Redskins' season marked by surprises

Brunell's heroics, defense's vulnerability stand out in 5-3 start


ASHBURN, VA. -- The normally excitable and emotional LaVar Arrington has become the Washington Redskins' model of reserve.

While many of the Redskins were basking in the glow of Sunday night's 17-10 defeat of the Philadelphia Eagles that pushed the team's record to 5-3 at the midpoint of the season, Arrington implored his teammates to temper their enthusiasm.

"It's a great victory for us because we beat a very, very good team," he said. "With that being said, we're not as good as we think we are [and] we're not as bad as we think we are. We just need to continue to get better and not get complacent."

Arrington is speaking from experience. The last time Washington had a winning record at the midpoint was the 2000 season when the team won six of its first eight games. But that Redskins squad dropped six of its remaining eight games, and then-coach Norv Turner was fired after a 9-7 loss to the New York Giants in Week 13.

Still, it's difficult for some of Arrington's teammates not to entertain the possibility of helping Washington gain its first playoff berth since 1999.
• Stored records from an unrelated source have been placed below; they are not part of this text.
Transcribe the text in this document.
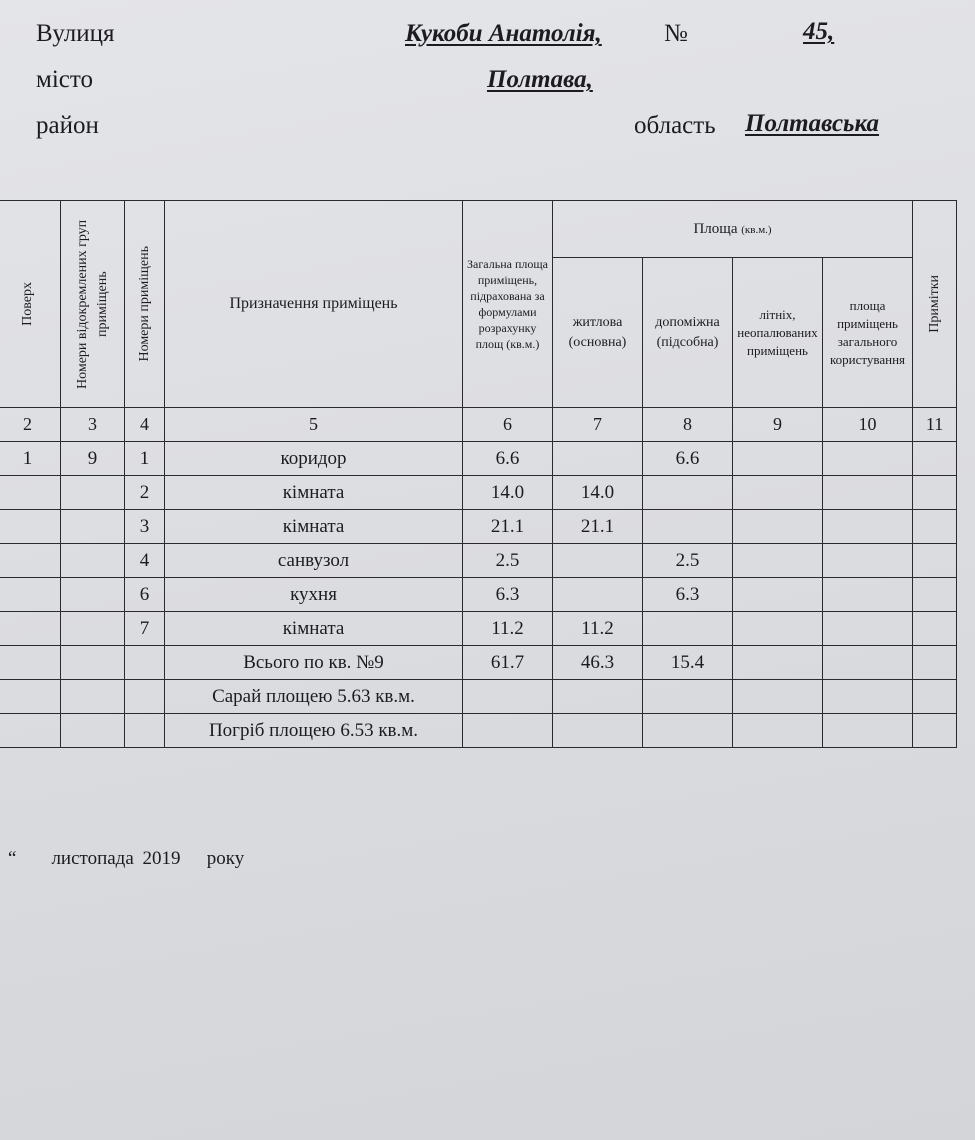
Вулиця	Кукоби Анатолія, №	45,
місто	Полтава,
район	область Полтавська
Поверх	Номери відокремлених груп приміщень	Номери приміщень	Призначення приміщень	Загальна площа приміщень, підрахована за формулами розрахунку площ (кв.м.)	Площа (кв.м.)				Примітки

					житлова (основна)	допоміжна (підсобна)	літніх, неопалюваних приміщень	площа приміщень загального користування	
2	3	4	5	6	7	8	9	10	11
1	9	1	коридор	6.6		6.6			
		2	кімната	14.0	14.0				
		3	кімната	21.1	21.1				
		4	санвузол	2.5		2.5			
		6	кухня	6.3		6.3			
		7	кімната	11.2	11.2				
			Всього по кв. №9	61.7	46.3	15.4			
			Сарай площею 5.63 кв.м.						
			Погріб площею 6.53 кв.м.						
“ листопада 2019 року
"That's why we're here," Redskins quarterback Mark Brunell said. "It needs to be on the minds of everybody. That's why you play the game - to get into the postseason and make a run and hopefully do something. But it's way too early to be talking about those types of things. Hard not to think about it though."

This season has been about surprises - good and bad - that could determine the team's playoff hopes. The five biggest surprises:

The re-emergence of Brunell: A year ago, Brunell was nearly benched after completing just 51 percent of his passes (117 of 229) for 1,188 yards, with seven touchdown passes, five interceptions and a quarterback rating of 49.1 through eight games. This season, Brunell has connected on 58 percent of his throws (148 of 255), tossed 12 touchdowns against three interceptions, and owns a rating of 90.3 - the fifth-highest mark in the NFC.

The playmaking ability of Santana Moss: Underutilized by the New York Jets during his first four years in the NFL, Moss deserves nearly as much credit as Brunell for bringing offense back to Washington. His 856 receiving yards are the second-highest total in the league - only the Carolina Panthers' Steve Smith has more with 903 yards - and Moss' 49 receptions are tied for fifth. He's on pace to shatter the franchise record of 1,436 yards set by Bobby Mitchell in 1963.

The contributions from the H-backs: Joe Gibbs' fondness for the fullback/tight end/wide receiver/offensive lineman position he helped popularize during his first run with the Redskins is paying off dividends. Chris Cooley is the team's second-leading receiver with 35 receptions and 403 yards. Mike Sellers' five total touchdowns (four receiving and one running) tie him with Moss for the team high.

The inconsistency in the power running game: Although the offense posted 100 yards rushing in the first six games, the running attack has stalled with 38 yards against the Giants and 78 against the Eagles. Running back Clinton Portis has four touchdowns - three in the 52-17 thrashing of the San Francisco 49ers - and has yet to break off any long runs.

The vulnerability of the defense: The unit that limited opposing offenses to just 81.5 rushing yards per contest and allowed 40 plays of 20 yards or more last year has been alarmingly more generous this year. Opponents are averaging 119.8 yards rushing against the Redskins, who have surrendered 23 plays of at least 24 yards. Six of those plays have resulted in touchdowns. The defense gave up five such plays for touchdowns in the 2004 season.

Players and coaches agree that the comeback victory against the Dallas Cowboys on Sept. 19 kick-started the Redskins' year and injected the team with the confidence to win four of six games decided by a touchdown or less.

"When you start winning some close ones, it seems like the momentum swings and you start feeling like you're going to win those," coach Joe Gibbs said. "I think what you can say about our team is anybody can beat us on any given day, and we can beat anyone on any given day. It's going to be that kind of a year the rest of the way."